On the movie front, Chapek reiterated his long-held view that theatrical is a safe zone for tentpoles and blockbusters, but “beyond that it gets a little more sketchy… I think the other genres, the other demographics are a bit more challenged and the question of will they ever come back in a significant way is, I think, to be seen.” Streaming gives flexibility. “If they come back, we would be more than glad go back to theaters because we have had a long and successful history of playing in more than one revenue stream. But if doesn’t, the good news is we’ve now got a very large streaming business.”
Chapek, who became CEO in early 2020 and has spent more than three decades at the company, had a metaphor for managing the company’s portfolio in the current landscape. “I equate it to a manual car,” he said, going between the gas pedal, brake and clutch.
The focus, he said, must be “customer lifetime value.” More than its media peers, Disney is able to look well outside of film, TV and digital media to enhance that customer value. On the drawing board, for example, is a new planned community outside Palm Springs for Disney fans aged 55 and older, aka “those who want to live the next chapter of their life in a Disney way.”
Chapek defended new pricing and reservations systems at theme parks developed during Covid while they were shut. They’ve helped manage attendance and improve the guest experience, but also generated some controversy. The old systems were antiquated “and treated everyone as one size fits all… We would wear it as a badge of courage,” he said. “The one thing that was clear is that people do not want to be treated the same,” he said. Some patrons are on a budget, others want a more “bespoke” experience.

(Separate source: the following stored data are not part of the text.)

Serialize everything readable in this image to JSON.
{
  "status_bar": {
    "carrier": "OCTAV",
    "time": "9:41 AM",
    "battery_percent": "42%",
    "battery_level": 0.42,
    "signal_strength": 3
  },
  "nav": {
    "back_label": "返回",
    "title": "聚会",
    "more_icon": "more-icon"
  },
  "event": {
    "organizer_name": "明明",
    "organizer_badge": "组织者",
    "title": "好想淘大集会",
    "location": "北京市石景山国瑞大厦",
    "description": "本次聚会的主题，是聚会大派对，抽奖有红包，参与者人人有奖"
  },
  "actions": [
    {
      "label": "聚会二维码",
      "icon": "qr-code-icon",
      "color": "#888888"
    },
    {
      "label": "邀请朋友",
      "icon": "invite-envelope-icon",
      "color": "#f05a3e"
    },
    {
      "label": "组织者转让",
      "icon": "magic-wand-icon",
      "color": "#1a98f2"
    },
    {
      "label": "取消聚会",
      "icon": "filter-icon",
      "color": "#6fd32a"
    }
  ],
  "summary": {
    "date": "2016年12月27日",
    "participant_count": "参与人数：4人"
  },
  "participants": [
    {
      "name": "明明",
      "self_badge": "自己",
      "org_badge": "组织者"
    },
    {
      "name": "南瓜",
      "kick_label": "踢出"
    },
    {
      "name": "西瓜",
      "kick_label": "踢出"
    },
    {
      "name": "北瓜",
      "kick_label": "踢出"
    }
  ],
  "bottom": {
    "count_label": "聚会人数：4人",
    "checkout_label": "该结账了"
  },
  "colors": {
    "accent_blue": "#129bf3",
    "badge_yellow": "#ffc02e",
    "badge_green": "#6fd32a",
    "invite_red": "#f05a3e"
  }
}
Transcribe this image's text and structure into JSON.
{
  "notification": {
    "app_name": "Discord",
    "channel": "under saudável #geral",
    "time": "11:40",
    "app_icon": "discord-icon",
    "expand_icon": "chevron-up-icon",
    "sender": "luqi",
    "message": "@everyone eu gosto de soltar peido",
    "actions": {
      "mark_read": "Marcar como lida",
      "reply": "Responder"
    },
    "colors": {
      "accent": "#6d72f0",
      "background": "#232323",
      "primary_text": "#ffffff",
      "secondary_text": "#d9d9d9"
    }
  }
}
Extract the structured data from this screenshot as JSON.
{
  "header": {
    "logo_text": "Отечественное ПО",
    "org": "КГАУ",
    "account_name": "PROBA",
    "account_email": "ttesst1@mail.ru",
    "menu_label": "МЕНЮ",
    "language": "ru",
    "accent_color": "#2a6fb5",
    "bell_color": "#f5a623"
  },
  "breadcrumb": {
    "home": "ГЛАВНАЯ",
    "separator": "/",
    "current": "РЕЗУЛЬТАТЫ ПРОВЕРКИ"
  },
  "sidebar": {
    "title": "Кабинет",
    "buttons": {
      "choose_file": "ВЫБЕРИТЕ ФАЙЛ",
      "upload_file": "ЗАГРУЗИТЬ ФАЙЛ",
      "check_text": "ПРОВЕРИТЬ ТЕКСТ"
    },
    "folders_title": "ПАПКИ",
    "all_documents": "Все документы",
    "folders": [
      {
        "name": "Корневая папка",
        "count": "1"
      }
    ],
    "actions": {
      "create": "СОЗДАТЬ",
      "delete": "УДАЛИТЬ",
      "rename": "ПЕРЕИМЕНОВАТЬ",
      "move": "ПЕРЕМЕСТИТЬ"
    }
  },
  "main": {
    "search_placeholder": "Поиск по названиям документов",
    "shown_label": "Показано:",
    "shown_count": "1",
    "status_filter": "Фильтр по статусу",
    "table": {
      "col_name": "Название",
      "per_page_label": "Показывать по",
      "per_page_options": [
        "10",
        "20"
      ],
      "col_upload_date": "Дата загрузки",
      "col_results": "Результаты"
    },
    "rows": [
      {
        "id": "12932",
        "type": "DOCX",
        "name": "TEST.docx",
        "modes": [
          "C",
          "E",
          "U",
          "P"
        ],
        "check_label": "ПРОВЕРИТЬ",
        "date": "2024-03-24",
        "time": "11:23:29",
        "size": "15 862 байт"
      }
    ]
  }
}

He said virtual theme park visits are unlikely, even with the burgeoning metaverse. But some behind the scenes looks are possible. “People like to get off attractions and see exactly how those ghosts in the Haunted Mansion work. [They] say, ‘I want to check that out. It’s usually the reason why rides stop… We can give you that ability, to exit the theme park virtually and figure out what makes that tick.”
Then, when you’re watching Disney+, The Haunted Mansion movie will be served up as your first choice, not buried on page four.”
On a personal note, Chapek, soft-spoken and collected in public appearances, got a bit emotional recalling the Covid shutdown — of parks and everything else — just a few weeks into his tenure as Disney CEO. He’d run parks for years before and said the worst contingency until then had been shutting down for a few days during a hurricane, and even that had been “almost unimaginable.”